Destiny Church leader Brian Tamaki led a "Make New Zealand Great Again" motor rally in Auckland on 16 November in opposition to the hīkoi. The rally was led by about 100 people on motorbikes. The group carried New Zealand flags, which they said was in opposition to the "divisive" Māori sovereignty flags of the hīkoi to Parliament.
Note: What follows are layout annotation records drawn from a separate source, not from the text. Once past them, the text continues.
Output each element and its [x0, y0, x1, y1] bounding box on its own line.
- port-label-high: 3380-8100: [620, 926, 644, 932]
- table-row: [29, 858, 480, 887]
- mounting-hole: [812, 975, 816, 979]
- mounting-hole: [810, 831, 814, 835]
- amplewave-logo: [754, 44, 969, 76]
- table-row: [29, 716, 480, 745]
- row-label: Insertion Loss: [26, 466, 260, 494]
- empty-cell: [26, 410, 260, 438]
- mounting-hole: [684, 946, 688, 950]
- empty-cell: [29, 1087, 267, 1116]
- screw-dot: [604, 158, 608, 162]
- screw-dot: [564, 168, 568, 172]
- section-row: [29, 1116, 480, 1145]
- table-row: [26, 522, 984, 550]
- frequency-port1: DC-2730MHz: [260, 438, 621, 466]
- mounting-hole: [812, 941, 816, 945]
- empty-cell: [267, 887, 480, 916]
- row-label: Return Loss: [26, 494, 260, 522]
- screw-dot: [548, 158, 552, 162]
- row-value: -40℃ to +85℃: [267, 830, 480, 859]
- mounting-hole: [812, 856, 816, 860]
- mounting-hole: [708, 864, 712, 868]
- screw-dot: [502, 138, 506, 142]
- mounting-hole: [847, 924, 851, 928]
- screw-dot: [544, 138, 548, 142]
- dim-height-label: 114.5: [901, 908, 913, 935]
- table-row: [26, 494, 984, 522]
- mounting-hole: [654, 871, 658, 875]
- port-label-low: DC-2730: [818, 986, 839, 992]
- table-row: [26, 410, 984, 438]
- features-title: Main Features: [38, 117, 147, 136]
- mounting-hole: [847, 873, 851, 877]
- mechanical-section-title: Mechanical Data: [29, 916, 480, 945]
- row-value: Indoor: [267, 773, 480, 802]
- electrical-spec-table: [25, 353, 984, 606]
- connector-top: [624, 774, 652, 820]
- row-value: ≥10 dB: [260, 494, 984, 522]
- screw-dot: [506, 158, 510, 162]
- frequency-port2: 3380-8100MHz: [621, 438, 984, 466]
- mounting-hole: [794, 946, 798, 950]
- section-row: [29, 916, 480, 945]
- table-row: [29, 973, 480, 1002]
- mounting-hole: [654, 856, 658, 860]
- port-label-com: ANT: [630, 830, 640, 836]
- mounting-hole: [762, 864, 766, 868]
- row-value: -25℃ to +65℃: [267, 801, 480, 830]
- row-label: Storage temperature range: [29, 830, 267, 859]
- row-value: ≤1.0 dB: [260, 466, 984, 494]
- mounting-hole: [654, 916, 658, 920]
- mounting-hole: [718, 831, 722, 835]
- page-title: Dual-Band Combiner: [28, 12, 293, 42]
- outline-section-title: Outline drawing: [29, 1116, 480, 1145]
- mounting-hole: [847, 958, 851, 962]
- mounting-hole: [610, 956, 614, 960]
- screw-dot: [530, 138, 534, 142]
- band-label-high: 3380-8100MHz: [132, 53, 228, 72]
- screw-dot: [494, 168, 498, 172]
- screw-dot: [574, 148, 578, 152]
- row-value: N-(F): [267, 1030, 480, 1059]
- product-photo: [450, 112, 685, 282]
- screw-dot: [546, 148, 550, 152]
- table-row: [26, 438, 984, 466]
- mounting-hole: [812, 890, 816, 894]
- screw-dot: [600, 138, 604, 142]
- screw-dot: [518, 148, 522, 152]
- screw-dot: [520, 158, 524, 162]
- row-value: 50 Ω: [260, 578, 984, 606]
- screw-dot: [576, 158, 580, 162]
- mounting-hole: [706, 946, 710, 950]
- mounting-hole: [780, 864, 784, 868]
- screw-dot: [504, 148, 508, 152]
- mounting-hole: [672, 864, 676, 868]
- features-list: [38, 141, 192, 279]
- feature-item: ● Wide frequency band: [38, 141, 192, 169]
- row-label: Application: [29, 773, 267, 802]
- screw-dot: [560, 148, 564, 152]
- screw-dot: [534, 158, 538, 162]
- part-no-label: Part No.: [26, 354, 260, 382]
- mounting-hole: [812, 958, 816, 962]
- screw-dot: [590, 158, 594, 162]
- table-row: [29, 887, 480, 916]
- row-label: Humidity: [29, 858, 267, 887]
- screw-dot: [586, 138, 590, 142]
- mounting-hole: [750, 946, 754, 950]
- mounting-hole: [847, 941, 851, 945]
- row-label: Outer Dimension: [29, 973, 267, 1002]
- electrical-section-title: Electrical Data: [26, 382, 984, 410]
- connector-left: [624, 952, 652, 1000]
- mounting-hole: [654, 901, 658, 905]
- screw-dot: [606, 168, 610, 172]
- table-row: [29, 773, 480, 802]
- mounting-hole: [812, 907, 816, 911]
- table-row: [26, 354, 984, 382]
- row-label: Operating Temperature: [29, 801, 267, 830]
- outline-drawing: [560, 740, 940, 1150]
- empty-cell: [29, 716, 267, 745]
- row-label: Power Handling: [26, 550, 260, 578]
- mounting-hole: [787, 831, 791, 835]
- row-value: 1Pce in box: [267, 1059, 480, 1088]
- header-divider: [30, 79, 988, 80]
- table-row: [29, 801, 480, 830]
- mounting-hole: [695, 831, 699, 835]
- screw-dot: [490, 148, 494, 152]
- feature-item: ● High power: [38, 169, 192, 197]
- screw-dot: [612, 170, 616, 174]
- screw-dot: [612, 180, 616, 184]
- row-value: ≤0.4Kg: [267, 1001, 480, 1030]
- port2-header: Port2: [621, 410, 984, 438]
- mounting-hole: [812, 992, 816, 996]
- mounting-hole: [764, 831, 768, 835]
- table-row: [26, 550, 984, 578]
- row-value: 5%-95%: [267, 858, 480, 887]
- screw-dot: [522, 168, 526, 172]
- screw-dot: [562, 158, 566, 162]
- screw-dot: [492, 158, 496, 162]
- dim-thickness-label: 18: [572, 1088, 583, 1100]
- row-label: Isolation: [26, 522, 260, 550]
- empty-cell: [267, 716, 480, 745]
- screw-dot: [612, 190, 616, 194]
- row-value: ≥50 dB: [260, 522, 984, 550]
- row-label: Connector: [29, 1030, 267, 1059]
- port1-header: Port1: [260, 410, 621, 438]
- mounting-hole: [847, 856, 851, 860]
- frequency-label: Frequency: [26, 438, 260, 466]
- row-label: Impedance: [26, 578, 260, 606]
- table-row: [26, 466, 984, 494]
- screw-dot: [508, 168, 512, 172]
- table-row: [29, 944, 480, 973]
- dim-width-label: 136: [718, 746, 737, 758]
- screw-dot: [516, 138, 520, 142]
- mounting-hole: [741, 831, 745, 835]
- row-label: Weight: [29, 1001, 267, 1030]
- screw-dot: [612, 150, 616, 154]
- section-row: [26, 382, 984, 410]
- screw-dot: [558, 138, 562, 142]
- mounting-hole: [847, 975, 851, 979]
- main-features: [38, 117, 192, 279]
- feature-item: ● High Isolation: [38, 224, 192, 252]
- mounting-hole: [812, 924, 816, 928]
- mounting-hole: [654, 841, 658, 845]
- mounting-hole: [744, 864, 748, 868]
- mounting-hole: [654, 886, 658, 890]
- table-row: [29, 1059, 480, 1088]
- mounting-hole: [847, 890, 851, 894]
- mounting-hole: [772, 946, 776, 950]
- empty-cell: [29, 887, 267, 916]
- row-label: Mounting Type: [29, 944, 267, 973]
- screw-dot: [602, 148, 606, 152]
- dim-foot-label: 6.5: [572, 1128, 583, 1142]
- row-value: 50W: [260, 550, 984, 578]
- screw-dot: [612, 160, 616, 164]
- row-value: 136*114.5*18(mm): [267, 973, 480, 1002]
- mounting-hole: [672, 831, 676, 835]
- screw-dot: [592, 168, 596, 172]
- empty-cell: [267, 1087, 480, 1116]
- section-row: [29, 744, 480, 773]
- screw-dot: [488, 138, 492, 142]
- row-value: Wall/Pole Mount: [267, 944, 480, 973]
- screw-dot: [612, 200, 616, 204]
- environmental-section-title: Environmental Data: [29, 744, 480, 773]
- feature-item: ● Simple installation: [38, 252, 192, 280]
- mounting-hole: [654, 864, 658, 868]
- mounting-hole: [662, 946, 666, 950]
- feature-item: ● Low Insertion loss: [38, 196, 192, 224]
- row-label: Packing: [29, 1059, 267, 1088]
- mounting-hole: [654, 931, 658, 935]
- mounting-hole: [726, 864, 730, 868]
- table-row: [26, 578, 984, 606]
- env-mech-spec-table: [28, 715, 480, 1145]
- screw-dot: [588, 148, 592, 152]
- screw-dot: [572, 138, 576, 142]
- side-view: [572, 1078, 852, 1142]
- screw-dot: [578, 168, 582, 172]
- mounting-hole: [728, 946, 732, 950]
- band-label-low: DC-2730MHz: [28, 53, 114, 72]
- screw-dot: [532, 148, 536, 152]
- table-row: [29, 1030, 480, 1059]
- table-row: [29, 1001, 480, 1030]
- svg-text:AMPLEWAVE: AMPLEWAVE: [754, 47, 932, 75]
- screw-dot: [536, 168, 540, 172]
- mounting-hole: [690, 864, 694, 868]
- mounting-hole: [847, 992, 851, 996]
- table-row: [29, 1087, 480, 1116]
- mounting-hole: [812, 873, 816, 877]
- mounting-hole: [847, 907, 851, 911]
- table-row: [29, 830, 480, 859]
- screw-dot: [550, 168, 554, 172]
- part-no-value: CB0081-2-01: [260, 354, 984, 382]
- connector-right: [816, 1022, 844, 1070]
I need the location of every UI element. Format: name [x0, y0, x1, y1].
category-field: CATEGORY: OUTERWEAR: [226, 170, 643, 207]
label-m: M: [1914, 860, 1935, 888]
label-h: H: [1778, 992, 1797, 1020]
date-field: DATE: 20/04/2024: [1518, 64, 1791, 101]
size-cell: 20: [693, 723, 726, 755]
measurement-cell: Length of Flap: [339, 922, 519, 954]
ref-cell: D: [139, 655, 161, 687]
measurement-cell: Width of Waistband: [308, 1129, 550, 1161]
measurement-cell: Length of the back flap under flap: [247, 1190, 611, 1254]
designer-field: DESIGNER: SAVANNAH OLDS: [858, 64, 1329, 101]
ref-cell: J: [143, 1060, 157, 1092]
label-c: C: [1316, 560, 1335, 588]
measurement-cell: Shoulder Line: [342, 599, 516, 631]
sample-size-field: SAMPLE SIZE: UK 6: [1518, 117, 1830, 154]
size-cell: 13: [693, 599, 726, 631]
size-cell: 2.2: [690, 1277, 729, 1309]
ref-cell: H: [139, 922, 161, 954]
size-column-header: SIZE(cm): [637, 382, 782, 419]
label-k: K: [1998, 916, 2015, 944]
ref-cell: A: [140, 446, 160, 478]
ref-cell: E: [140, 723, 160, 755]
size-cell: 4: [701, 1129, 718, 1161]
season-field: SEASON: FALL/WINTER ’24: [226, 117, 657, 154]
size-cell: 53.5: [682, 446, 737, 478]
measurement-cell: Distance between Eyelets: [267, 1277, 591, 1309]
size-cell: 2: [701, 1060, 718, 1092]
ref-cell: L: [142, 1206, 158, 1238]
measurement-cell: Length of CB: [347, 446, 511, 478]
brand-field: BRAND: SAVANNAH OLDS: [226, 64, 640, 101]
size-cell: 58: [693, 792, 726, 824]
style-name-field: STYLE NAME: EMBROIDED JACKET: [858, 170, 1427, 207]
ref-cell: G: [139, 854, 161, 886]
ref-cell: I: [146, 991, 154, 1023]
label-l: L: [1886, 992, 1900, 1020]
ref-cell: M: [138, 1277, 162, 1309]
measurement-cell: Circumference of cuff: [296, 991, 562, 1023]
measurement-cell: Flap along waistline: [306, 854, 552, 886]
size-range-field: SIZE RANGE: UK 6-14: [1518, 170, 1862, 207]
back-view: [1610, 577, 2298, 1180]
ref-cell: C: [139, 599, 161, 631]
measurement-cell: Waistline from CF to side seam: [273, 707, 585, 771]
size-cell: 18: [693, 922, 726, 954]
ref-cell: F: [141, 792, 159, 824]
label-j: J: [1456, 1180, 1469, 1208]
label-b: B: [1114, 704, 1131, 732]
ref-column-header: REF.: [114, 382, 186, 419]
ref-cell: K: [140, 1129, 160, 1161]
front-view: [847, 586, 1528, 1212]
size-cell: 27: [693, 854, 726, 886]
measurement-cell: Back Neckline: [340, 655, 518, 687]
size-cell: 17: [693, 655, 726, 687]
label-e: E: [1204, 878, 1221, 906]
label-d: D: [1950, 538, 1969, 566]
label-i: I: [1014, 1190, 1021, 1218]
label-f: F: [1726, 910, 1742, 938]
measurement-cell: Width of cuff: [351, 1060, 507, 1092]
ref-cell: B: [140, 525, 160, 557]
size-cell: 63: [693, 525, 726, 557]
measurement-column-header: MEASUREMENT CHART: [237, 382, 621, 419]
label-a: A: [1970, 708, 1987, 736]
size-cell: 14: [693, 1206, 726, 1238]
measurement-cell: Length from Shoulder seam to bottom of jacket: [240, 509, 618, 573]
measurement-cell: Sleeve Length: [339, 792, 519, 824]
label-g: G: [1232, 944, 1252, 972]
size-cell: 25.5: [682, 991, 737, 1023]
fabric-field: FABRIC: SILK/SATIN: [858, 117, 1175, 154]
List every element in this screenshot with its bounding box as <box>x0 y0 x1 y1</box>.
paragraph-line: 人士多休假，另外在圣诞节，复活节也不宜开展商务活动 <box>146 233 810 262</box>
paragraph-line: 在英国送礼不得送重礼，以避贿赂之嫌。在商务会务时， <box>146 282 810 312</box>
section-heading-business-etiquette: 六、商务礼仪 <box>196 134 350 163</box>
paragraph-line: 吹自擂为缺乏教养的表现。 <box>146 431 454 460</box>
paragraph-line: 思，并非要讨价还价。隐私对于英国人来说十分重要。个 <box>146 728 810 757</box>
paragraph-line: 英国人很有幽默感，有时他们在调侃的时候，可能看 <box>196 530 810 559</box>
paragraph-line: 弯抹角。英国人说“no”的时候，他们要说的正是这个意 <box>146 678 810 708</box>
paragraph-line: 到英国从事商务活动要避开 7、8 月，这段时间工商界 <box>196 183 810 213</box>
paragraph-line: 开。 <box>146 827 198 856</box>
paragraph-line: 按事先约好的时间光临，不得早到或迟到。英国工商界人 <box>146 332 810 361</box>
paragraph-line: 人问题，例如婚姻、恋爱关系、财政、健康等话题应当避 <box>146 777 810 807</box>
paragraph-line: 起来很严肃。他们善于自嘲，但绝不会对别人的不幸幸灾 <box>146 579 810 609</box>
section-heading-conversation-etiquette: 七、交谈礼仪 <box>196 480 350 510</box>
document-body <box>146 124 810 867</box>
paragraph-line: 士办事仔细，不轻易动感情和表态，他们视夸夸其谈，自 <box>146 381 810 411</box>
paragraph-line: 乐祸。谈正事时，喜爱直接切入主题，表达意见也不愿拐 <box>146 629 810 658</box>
The Make NZ Great Again rally caused traffic disruption on State Highway 1 after several participants exited their vehicles and marched on the motorway.

===Law enforcement===
Minister of Police Mark Mitchell said it
is "critically important" for police to be politically neutral after reports of police officers helping paint signs for the hīkoi and that he had spoken Police Commissioner regarding the matter. Wellington police reported no issues from the protestors.